When running Apollo MCP Server with GraphOS, use contract variants whenever possible. This allows you to control which parts of your graph are accessible to AI by exposing only the necessary subsets.
In particular, we strongly recommend contract variants when using:
- [GraphOS-managed persisted queries](/apollo-mcp-server/define-tools#from-graphos-managed-persisted-queries)
- [Introspection](/apollo-mcp-server/define-tools#introspection-tools)
## Send client name header when using persisted queries
If you register a persisted query with a specific client name instead of `null`, you must configure the MCP Server to send the necessary header indicating the client name to the router.
Use the `headers` option when running the MCP Server to pass the header to the router. The default name of the header expected by the router is `apollographql-client-name`. To use a different header name, configure `telemetry.apollo.client_name_header` in router YAML configuration.
## Avoid token passthrough for authentication
Token passthrough forwards `Authorization` headers from MCP clients through MCP Servers to downstream APIs. Although it might seem useful in some multi-tenant setups, the Apollo MCP Server intentionally does not support this pattern and we strongly discourage its use.
According to [MCP security best practices](https://modelcontextprotocol.io/specification/2025-06-18/basic/security_best_practices#token-passthrough) and the [MCP authorization specification](https://modelcontextprotocol.io/specification/2025-06-18/basic/authorization#access-token-privilege-restriction), this pattern introduces serious security risks:
- **Audience confusion**: If the MCP Server accepts tokens not intended for it, it can violate OAuth’s trust boundaries.

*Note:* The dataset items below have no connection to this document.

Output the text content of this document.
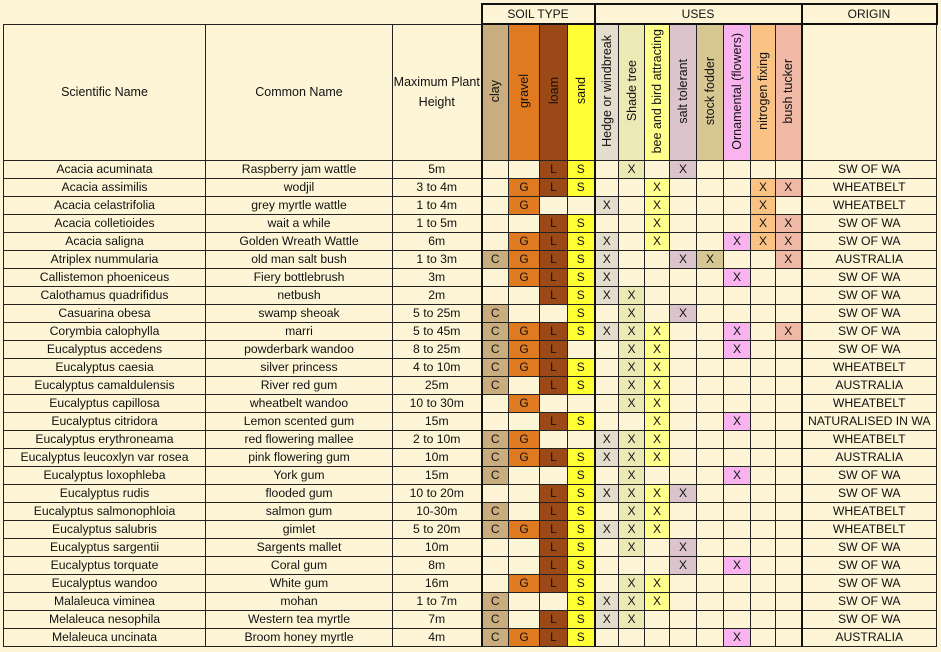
			SOIL TYPE				USES								ORIGIN
Scientific Name	Common Name	Maximum Plant Height	clay	gravel	loam	sand	Hedge or windbreak	Shade tree	bee and bird attracting	salt tolerant	stock fodder	Ornamental (flowers)	nitrogen fixing	bush tucker	
Acacia acuminata	Raspberry jam wattle	5m			L	S		X		X					SW OF WA
Acacia assimilis	wodjil	3 to 4m		G	L	S			X				X	X	WHEATBELT
Acacia celastrifolia	grey myrtle wattle	1 to 4m		G			X		X				X		WHEATBELT
Acacia colletioides	wait a while	1 to 5m			L	S			X				X	X	SW OF WA
Acacia saligna	Golden Wreath Wattle	6m		G	L	S	X		X			X	X	X	SW OF WA
Atriplex nummularia	old man salt bush	1 to 3m	C	G	L	S	X			X	X			X	AUSTRALIA
Callistemon phoeniceus	Fiery bottlebrush	3m		G	L	S	X					X			SW OF WA
Calothamus quadrifidus	netbush	2m			L	S	X	X							SW OF WA
Casuarina obesa	swamp sheoak	5 to 25m	C			S		X		X					SW OF WA
Corymbia calophylla	marri	5 to 45m	C	G	L	S	X	X	X			X		X	SW OF WA
Eucalyptus accedens	powderbark wandoo	8 to 25m	C	G	L			X	X			X			SW OF WA
Eucalyptus caesia	silver princess	4 to 10m	C	G	L	S		X	X						WHEATBELT
Eucalyptus camaldulensis	River red gum	25m	C		L	S		X	X						AUSTRALIA
Eucalyptus capillosa	wheatbelt wandoo	10 to 30m		G				X	X						WHEATBELT
Eucalyptus citridora	Lemon scented gum	15m			L	S			X			X			NATURALISED IN WA
Eucalyptus erythroneama	red flowering mallee	2 to 10m	C	G			X	X	X						WHEATBELT
Eucalyptus leucoxlyn var rosea	pink flowering gum	10m	C	G	L	S	X	X	X						AUSTRALIA
Eucalyptus loxophleba	York gum	15m	C			S		X				X			SW OF WA
Eucalyptus rudis	flooded gum	10 to 20m			L	S	X	X	X	X					SW OF WA
Eucalyptus salmonophloia	salmon gum	10-30m	C		L	S		X	X						WHEATBELT
Eucalyptus salubris	gimlet	5 to 20m	C	G	L	S	X	X	X						WHEATBELT
Eucalyptus sargentii	Sargents mallet	10m			L	S		X		X					SW OF WA
Eucalyptus torquate	Coral gum	8m			L	S				X		X			SW OF WA
Eucalyptus wandoo	White gum	16m		G	L	S		X	X						SW OF WA
Malaleuca viminea	mohan	1 to 7m	C			S	X	X	X						SW OF WA
Melaleuca nesophila	Western tea myrtle	7m	C		L	S	X	X							SW OF WA
Melaleuca uncinata	Broom honey myrtle	4m	C	G	L	S						X			AUSTRALIA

- **Confused deputy problem**: If an unvalidated token is passed downstream, a downstream API may incorrectly trust it as though it were validated by the MCP Server.
To maintain clear trust boundaries, MCP servers must only accept tokens explicitly issued for themselves and must act as independent OAuth clients when calling upstream services.
Forwarding client tokens downstream is not allowed.
Apollo MCP Server supports OAuth 2.1 authentication that follows best practices and aligns with the MCP authorization model. See our [authorization guide](/apollo-mcp-server/auth) for implementation details.